L’élection partielle de Rochdale, une ville du nord-ouest de l’Angleterre non loin de Manchester, s’est transformée en un référendum pour ou contre les Palestiniens. En effet, le vainqueur de cette compétition électorale, George Galloway, du Parti des travailleurs de Grande-Bretagne, l’a emporté avec plus de 12 000 voix laissant loin derrière les autres candidats. Galloway avait entièrement centré sa campagne sur la solidarité avec les Gazouis et la dénonciation de l’agression israélienne. Quelques jours avant le scrutin, le candidat officiel travailliste, Azhar Ali, avait été suspendu par le dirigeant du parti, Keir Starmer, qui lui reprochait ses critiques à l’égard d’Israël, qualifiées en la circonstance de « complotistes ». Il faut dire que Starmer rivalise d’ardeur avec le Premier ministre conservateur, Rishi Sunak, dans son soutien à l’État sioniste. Cependant Galloway est loin de représenter une véritable alternative de gauche au Labour. En effet il a fait du maintien de l’ordre et de la défense de la famille traditionnelle ses chevaux de bataille. Comme Starmer.

Dans le nord du territoire menacé de famine, au moins 110 personnes ont été tuées et 760 autres blessées près d’un hôpital après des tirs israéliens en direction de Palestiniens se ruant sur des camions d’aide humanitaire. L’armée israélienne a refusé, dans un premier temps, de commenter ces informations avant d’affirmer que les victimes étaient surtout dues à des mouvements de foule… tout en reconnaissant que certains de ses soldats avaient ouvert le feu, car ils s’étaient sentis « menacés ». Bien piètre excuse pour justifier un nouveau massacre de civils désarmés. Le dernier bilan de cette sale guerre fait état de plus de 30 000 personnes tuées.

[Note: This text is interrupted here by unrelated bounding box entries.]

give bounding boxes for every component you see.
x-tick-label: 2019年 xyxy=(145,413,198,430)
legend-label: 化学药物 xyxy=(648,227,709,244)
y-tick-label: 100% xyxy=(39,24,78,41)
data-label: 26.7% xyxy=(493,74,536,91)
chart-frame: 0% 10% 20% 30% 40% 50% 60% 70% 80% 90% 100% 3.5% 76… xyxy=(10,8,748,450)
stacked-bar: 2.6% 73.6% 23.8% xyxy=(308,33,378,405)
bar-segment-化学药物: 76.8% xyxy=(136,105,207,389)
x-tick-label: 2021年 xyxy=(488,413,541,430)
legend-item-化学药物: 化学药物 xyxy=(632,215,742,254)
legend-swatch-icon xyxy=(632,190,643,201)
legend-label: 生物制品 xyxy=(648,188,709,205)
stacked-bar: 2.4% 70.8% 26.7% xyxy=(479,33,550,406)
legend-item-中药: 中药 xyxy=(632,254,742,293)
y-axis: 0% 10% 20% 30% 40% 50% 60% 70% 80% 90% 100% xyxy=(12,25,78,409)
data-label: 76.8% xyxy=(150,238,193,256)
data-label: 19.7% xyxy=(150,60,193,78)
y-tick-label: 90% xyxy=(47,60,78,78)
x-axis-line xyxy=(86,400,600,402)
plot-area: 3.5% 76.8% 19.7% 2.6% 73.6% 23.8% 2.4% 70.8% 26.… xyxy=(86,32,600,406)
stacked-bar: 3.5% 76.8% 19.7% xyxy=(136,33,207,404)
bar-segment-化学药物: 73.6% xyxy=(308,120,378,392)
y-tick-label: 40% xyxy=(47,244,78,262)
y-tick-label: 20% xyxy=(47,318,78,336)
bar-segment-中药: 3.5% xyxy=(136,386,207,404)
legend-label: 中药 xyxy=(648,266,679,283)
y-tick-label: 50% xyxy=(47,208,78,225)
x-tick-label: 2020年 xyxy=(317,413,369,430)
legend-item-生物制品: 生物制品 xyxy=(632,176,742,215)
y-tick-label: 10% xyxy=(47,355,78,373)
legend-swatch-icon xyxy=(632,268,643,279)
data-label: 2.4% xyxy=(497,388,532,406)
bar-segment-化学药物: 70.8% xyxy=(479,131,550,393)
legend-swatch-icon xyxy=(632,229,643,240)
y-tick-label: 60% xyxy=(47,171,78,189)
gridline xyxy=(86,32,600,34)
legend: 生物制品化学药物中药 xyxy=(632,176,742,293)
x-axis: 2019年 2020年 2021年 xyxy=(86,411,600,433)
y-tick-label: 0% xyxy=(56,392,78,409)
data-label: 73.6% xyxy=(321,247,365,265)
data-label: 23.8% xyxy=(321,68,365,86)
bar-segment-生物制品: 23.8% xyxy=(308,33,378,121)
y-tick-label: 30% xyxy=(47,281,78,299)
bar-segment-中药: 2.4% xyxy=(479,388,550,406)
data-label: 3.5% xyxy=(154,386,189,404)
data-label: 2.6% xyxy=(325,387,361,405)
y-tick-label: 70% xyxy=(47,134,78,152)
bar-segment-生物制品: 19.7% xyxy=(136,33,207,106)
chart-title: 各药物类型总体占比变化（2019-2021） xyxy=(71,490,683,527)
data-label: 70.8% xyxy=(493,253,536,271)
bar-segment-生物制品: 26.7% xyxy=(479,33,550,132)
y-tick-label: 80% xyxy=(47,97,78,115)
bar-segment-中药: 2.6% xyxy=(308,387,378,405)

Si Biden a remporté, comme prévu, la primaire démocrate dans l’État du Michigan, 50 000 électeurs de son parti ont fait l’effort de se rendre dans les bureaux de vote pour mettre un bulletin « vote uncommited » (c’est-à-dire blanc) dans les urnes. Cela était le résultat d’une campagne de communication intitulée « Listen to Michigan » (« Écoutez le Michigan ») lancée par des militants opposés au soutien apporté à Washington à Israël dans la guerre de Gaza. Ils espéraient influencer 10 000 électeurs, ils ont réussi à en mobiliser cinq fois plus. Un avertissement pour Biden dans un État où vit une importante population musulmane et arabe. Et ce résultat, s’il ne sera bien sûr pas suffisant pour le contraindre à changer de cap, ne peut qu’encourager tous ceux et toutes celles qui aux États-Unis combattent la politique pro-sioniste de Biden et soutiennent le peuple palestinien.

C’est Mediapart qui le révèle. Après une campagne du Rassemblement national, le président de la région Provence-Alpes-Côte-d’Azur, le macroniste Renaud Muselier (Renaissance), a brutalement retiré ses promesses de subvention à deux films traitant de la question palestinienne. L’un, Vacances en Palestine, est produit par le cinéaste israélien Eyal Sivan et l’autre traite de la question des Bédouins chassés de chez eux en Cisjordanie. Pour la droite et l’extrême droite tous les moyens sont bons pour affirmer son soutien à la politique criminelle de l’État sioniste.